—Mais, grand-père, ce jeune homme m'a sauvée de la mort.

—Oui, je le sais, mon enfant, mais cela ne fait rien, toutes ces paroles sont superflues. Je ne veux pas être chassé de mon atelier avec la crainte douloureuse de l'avoir peut-être mérité. Maintenant que je sais quel est mon devoir de père et d'honnête homme, rien ne peut me faire reculer. Écoutez-moi bien, Lina. Si M. Herman vient encore ici aujourd'hui, courez au village sans perdre une minute pour m'annoncer son arrivée. Je veux, j'ordonne que vous m'obéissiez en cela. Si vous restiez auprès de M. Herman, si vous lui parliez de toutes ces choses, songez-y, je ne vous le pardonnerais jamais. Vous m'avez bien compris, n'est-ce pas?

Les deux femmes tremblaient en écoutant le son de sa voix qui avait pris un accent impérieux. Jamais elles ne l'avaient vu si sévère, si résolu, si implacable. Il était déjà sorti qu'elles tendaient encore les mains vers lui.

Mais tout à coup il rentra en disant précipitamment:

—La-bas, au bas du chemin creux, arrive M. Herman. Montez toutes les deux à l'étage. Dépêchez-vous. Ne m'entendez-vous pas? Montez, vous dis-je.

La jeune fille poussa un cri de désespoir; elle sa laissa tomber à genoux devant son grand-père et lui dit en pleurant:

—Ah! grand-père, ayez pitié de lui! Il est si bon! Ne lui dites point de paroles dures; ne le rejetez pas dans le désespoir.

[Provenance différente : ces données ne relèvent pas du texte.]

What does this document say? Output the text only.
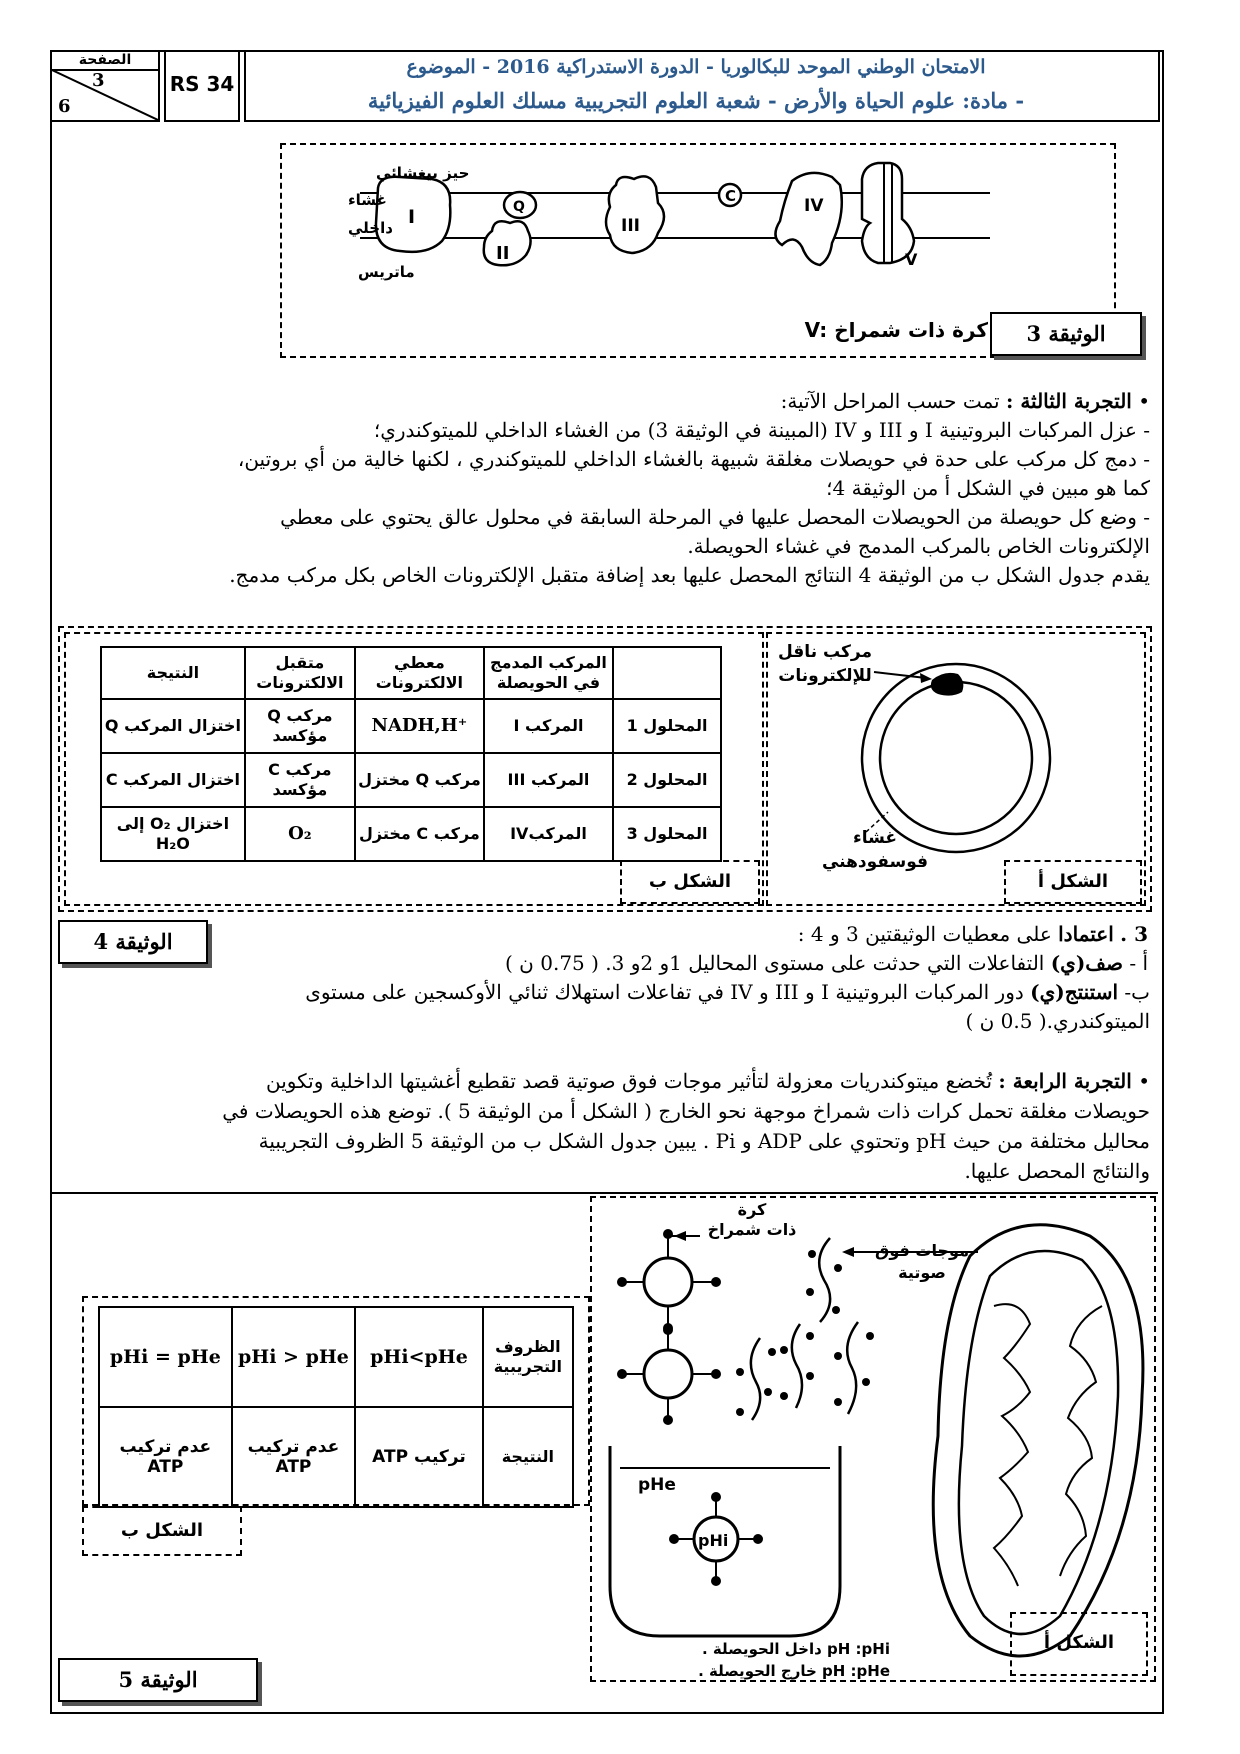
الصفحة
3
6
RS 34
الامتحان الوطني الموحد للبكالوريا - الدورة الاستدراكية 2016 - الموضوع
- مادة: علوم الحياة والأرض - شعبة العلوم التجريبية مسلك العلوم الفيزيائية
حيز بيغشائي
غشاء
داخلي
ماتريس
I	Q
II
III
C	IV
V
V: كرة ذات شمراخ	الوثيقة 3

• التجربة الثالثة : تمت حسب المراحل الآتية:

- عزل المركبات البروتينية I و III و IV (المبينة في الوثيقة 3) من الغشاء الداخلي للميتوكندري؛

- دمج كل مركب على حدة في حويصلات مغلقة شبيهة بالغشاء الداخلي للميتوكندري ، لكنها خالية من أي بروتين،

كما هو مبين في الشكل أ من الوثيقة 4؛

- وضع كل حويصلة من الحويصلات المحصل عليها في المرحلة السابقة في محلول عالق يحتوي على معطي

الإلكترونات الخاص بالمركب المدمج في غشاء الحويصلة.

يقدم جدول الشكل ب من الوثيقة 4 النتائج المحصل عليها بعد إضافة متقبل الإلكترونات الخاص بكل مركب مدمج.

	المركب المدمج في الحويصلة	معطي الالكترونات	متقبل الالكترونات	النتيجة
المحلول 1	المركب I	NADH,H⁺	مركب Q مؤكسد	اختزال المركب Q
المحلول 2	المركب III	مركب Q مختزل	مركب C مؤكسد	اختزال المركب C
المحلول 3	المركبIV	مركب C مختزل	O₂	اختزال O₂ إلى H₂O
الشكل ب
مركب ناقل
للإلكترونات
غشاء
فوسفودهني
الشكل أ
الوثيقة 4	3 . اعتمادا على معطيات الوثيقتين 3 و 4 :

أ - صف(ي) التفاعلات التي حدثت على مستوى المحاليل 1و 2و 3. ( 0.75 ن )

ب- استنتج(ي) دور المركبات البروتينية I و III و IV في تفاعلات استهلاك ثنائي الأوكسجين على مستوى

الميتوكندري.( 0.5 ن )

• التجربة الرابعة : تُخضع ميتوكندريات معزولة لتأثير موجات فوق صوتية قصد تقطيع أغشيتها الداخلية وتكوين

حويصلات مغلقة تحمل كرات ذات شمراخ موجهة نحو الخارج ( الشكل أ من الوثيقة 5 ). توضع هذه الحويصلات في

محاليل مختلفة من حيث pH وتحتوي على ADP و Pi . يبين جدول الشكل ب من الوثيقة 5 الظروف التجريبية

والنتائج المحصل عليها.

الظروف التجريبية	pHi<pHe	pHi > pHe	pHi = pHe
النتيجة	تركيب ATP	عدم تركيب ATP	عدم تركيب ATP
الشكل ب	pHi
pHe
كرة
ذات شمراخ
موجات فوق
صوتية
pH :pHi داخل الحويصلة .
pH :pHe خارج الحويصلة .
الشكل أ
الوثيقة 5
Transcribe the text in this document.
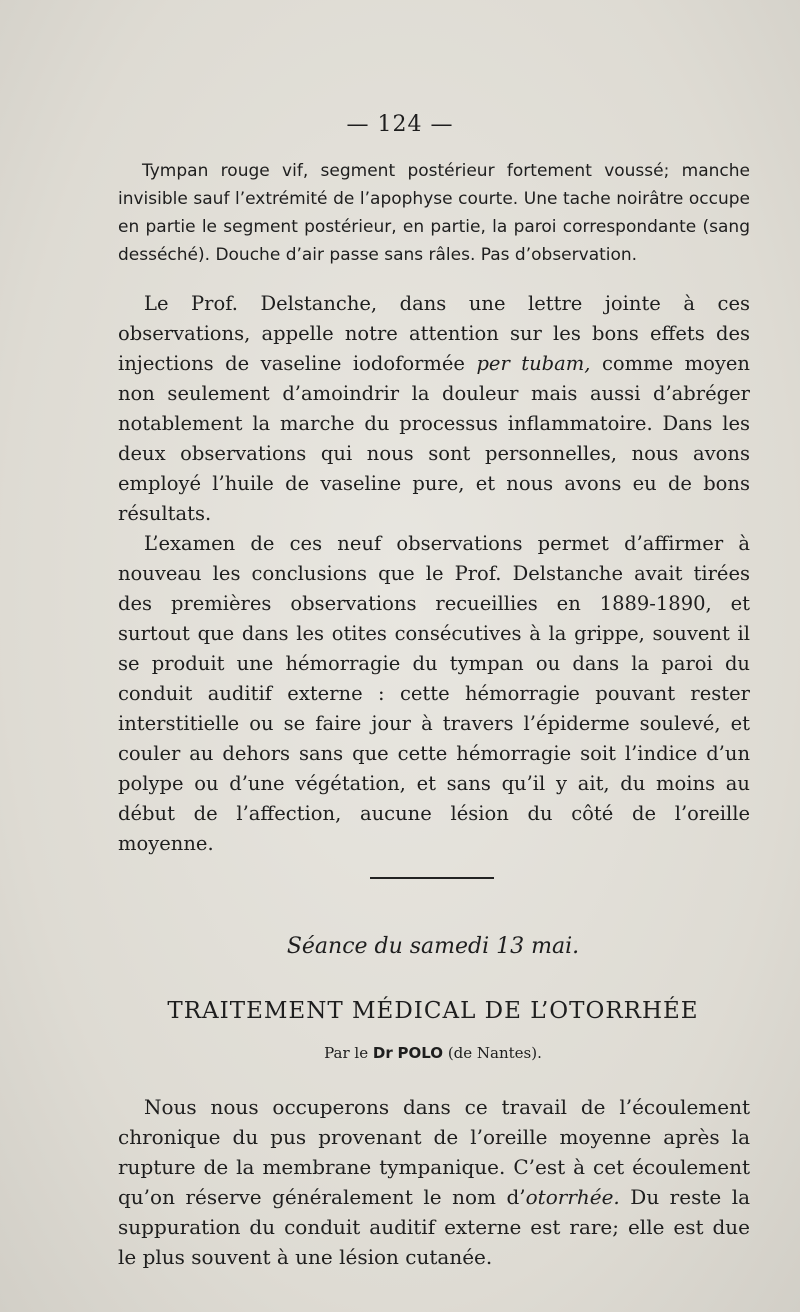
— 124 —

Tympan rouge vif, segment postérieur fortement voussé; manche invisible sauf l’extrémité de l’apophyse courte. Une tache noirâtre occupe en partie le segment postérieur, en partie, la paroi correspondante (sang desséché). Douche d’air passe sans râles. Pas d’observation.

Le Prof. Delstanche, dans une lettre jointe à ces observations, appelle notre attention sur les bons effets des injections de vaseline iodoformée per tubam, comme moyen non seulement d’amoindrir la douleur mais aussi d’abréger notablement la marche du processus inflammatoire. Dans les deux observations qui nous sont personnelles, nous avons employé l’huile de vaseline pure, et nous avons eu de bons résultats.

L’examen de ces neuf observations permet d’affirmer à nouveau les conclusions que le Prof. Delstanche avait tirées des premières observations recueillies en 1889-1890, et surtout que dans les otites consécutives à la grippe, souvent il se produit une hémorragie du tympan ou dans la paroi du conduit auditif externe : cette hémorragie pouvant rester interstitielle ou se faire jour à travers l’épiderme soulevé, et couler au dehors sans que cette hémorragie soit l’indice d’un polype ou d’une végétation, et sans qu’il y ait, du moins au début de l’affection, aucune lésion du côté de l’oreille moyenne.

Séance du samedi 13 mai.
TRAITEMENT MÉDICAL DE L’OTORRHÉE
Par le Dr POLO (de Nantes).

Nous nous occuperons dans ce travail de l’écoulement chronique du pus provenant de l’oreille moyenne après la rupture de la membrane tympanique. C’est à cet écoulement qu’on réserve généralement le nom d’otorrhée. Du reste la suppuration du conduit auditif externe est rare; elle est due le plus souvent à une lésion cutanée.
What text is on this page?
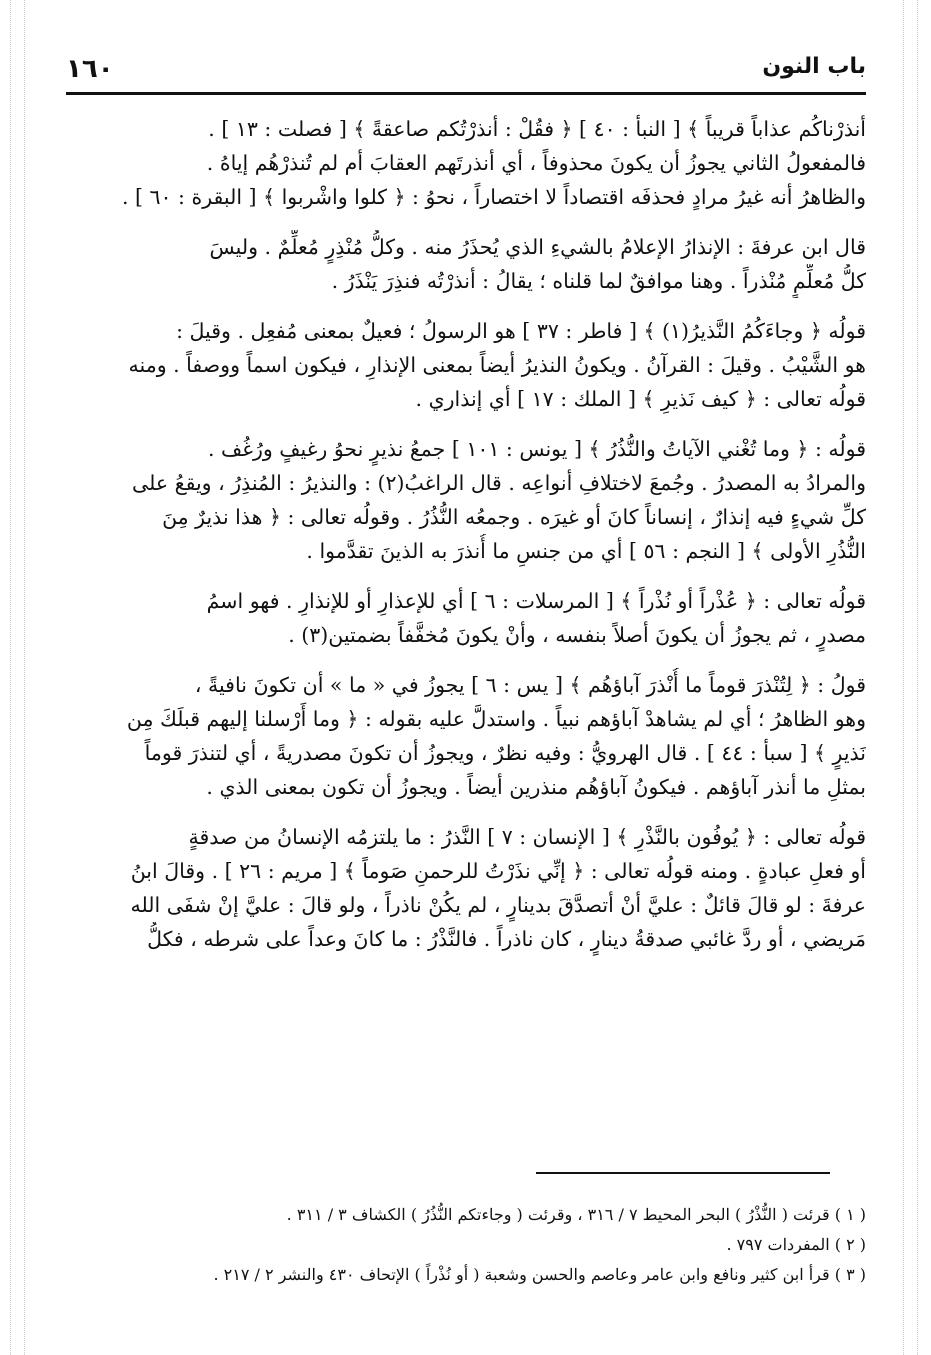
١٦٠	باب النون

أنذرْناكُم عذاباً قريباً ﴾ [ النبأ : ٤٠ ] ﴿ فقُلْ : أنذرْتُكم صاعقةً ﴾ [ فصلت : ١٣ ] .
فالمفعولُ الثاني يجوزُ أن يكونَ محذوفاً ، أي أنذرتَهم العقابَ أم لم تُنذرْهُم إياهُ .
والظاهرُ أنه غيرُ مرادٍ فحذفَه اقتصاداً لا اختصاراً ، نحوُ : ﴿ كلوا واشْربوا ﴾ [ البقرة : ٦٠ ] .

قال ابن عرفةَ : الإنذارُ الإعلامُ بالشيءِ الذي يُحذَرُ منه . وكلُّ مُنْذِرٍ مُعلِّمٌ . وليسَ
كلُّ مُعلِّمٍ مُنْذراً . وهنا موافقٌ لما قلناه ؛ يقالُ : أنذرْتُه فنذِرَ يَنْذَرُ .

قولُه ﴿ وجاءَكُمُ النَّذيرُ(١) ﴾ [ فاطر : ٣٧ ] هو الرسولُ ؛ فعيلٌ بمعنى مُفعِل . وقيلَ :
هو الشَّيْبُ . وقيلَ : القرآنُ . ويكونُ النذيرُ أيضاً بمعنى الإنذارِ ، فيكون اسماً ووصفاً . ومنه
قولُه تعالى : ﴿ كيف نَذيرِ ﴾ [ الملك : ١٧ ] أي إنذاري .

قولُه : ﴿ وما تُغْني الآياتُ والنُّذُرُ ﴾ [ يونس : ١٠١ ] جمعُ نذيرٍ نحوُ رغيفٍ ورُغُف .
والمرادُ به المصدرُ . وجُمعَ لاختلافِ أنواعِه . قال الراغبُ(٢) : والنذيرُ : المُنذِرُ ، ويقعُ على
كلِّ شيءٍ فيه إنذارٌ ، إنساناً كانَ أو غيرَه . وجمعُه النُّذُرُ . وقولُه تعالى : ﴿ هذا نذيرٌ مِنَ
النُّذُرِ الأولى ﴾ [ النجم : ٥٦ ] أي من جنسِ ما أُنذرَ به الذينَ تقدَّموا .

قولُه تعالى : ﴿ عُذْراً أو نُذْراً ﴾ [ المرسلات : ٦ ] أي للإعذارِ أو للإنذارِ . فهو اسمُ
مصدرٍ ، ثم يجوزُ أن يكونَ أصلاً بنفسه ، وأنْ يكونَ مُخفَّفاً بضمتين(٣) .

قولُ : ﴿ لِتُنْذرَ قوماً ما أُنْذرَ آباؤهُم ﴾ [ يس : ٦ ] يجوزُ في « ما » أن تكونَ نافيةً ،
وهو الظاهرُ ؛ أي لم يشاهدْ آباؤهم نبياً . واستدلَّ عليه بقوله : ﴿ وما أَرْسلنا إليهم قبلَكَ مِن
نَذيرٍ ﴾ [ سبأ : ٤٤ ] . قال الهرويُّ : وفيه نظرٌ ، ويجوزُ أن تكونَ مصدريةً ، أي لتنذرَ قوماً
بمثلِ ما أنذر آباؤهم . فيكونُ آباؤهُم منذرين أيضاً . ويجوزُ أن تكون بمعنى الذي .

قولُه تعالى : ﴿ يُوفُون بالنَّذْرِ ﴾ [ الإنسان : ٧ ] النَّذرُ : ما يلتزمُه الإنسانُ من صدقةٍ
أو فعلِ عبادةٍ . ومنه قولُه تعالى : ﴿ إنِّي نذَرْتُ للرحمنِ صَوماً ﴾ [ مريم : ٢٦ ] . وقالَ ابنُ
عرفةَ : لو قالَ قائلٌ : عليَّ أنْ أتصدَّقَ بدينارٍ ، لم يكُنْ ناذراً ، ولو قالَ : عليَّ إنْ شفَى الله
مَريضي ، أو ردَّ غائبي صدقةُ دينارٍ ، كان ناذراً . فالنَّذْرُ : ما كانَ وعداً على شرطه ، فكلُّ

( ١ ) قرئت ( النُّذْرُ ) البحر المحيط ٧ / ٣١٦ ، وقرئت ( وجاءتكم النُّذُرُ ) الكشاف ٣ / ٣١١ .
( ٢ ) المفردات ٧٩٧ .
( ٣ ) قرأ ابن كثير ونافع وابن عامر وعاصم والحسن وشعبة ( أو نُذْراً ) الإتحاف ٤٣٠ والنشر ٢ / ٢١٧ .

—Cela dépendra de lui-même, Lina. Je n'aimerais pas de lui dire des paroles dures, mais s'il veut s'insurger contre la raison et le devoir, alors… Anne, obéissez-moi, montez avec Lina, et ne redescendez pas avant que je ne vous appelle. Je veux être tout à fait seul avec M. Steenvliet.

Lina se leva, et quoiqu'elle tremblât de tous ses membres, elle prit le bras de sa mère et monta l'escalier d'un pas ferme.

Le vieillard agité passa sa main sur son front et essaya de reprendre son calme. La profonde tristesse de Lina, la chaleur de ses supplications en faveur de Herman l'avaient rendu inquiet et défiant. Il commençait seulement à comprendre clairement qu'il devait rester impitoyable… Mais d'un autre côté sa raison lui disait qu'il n'avait pas le droit de parler durement ni impoliment au jeune homme, attendu qu'il ne savait pas si, au fond, il avait à lui reprocher autre chose que l'imprudence dont ils s'étaient tous rendus coupables. Il devait donc rester calme et faire connaître à M. Herman sa volonté sans colère. Mais s'il advenait qu'il opposât de la résistance, s'il refusait de cesser définitivement ses visites, alors lui, Jean Wouters, lui prouverait que les sentiments d'honneur peuvent donner même à un vieillard usé par le travail, la force et la volonté d'accomplir son devoir sans crainte.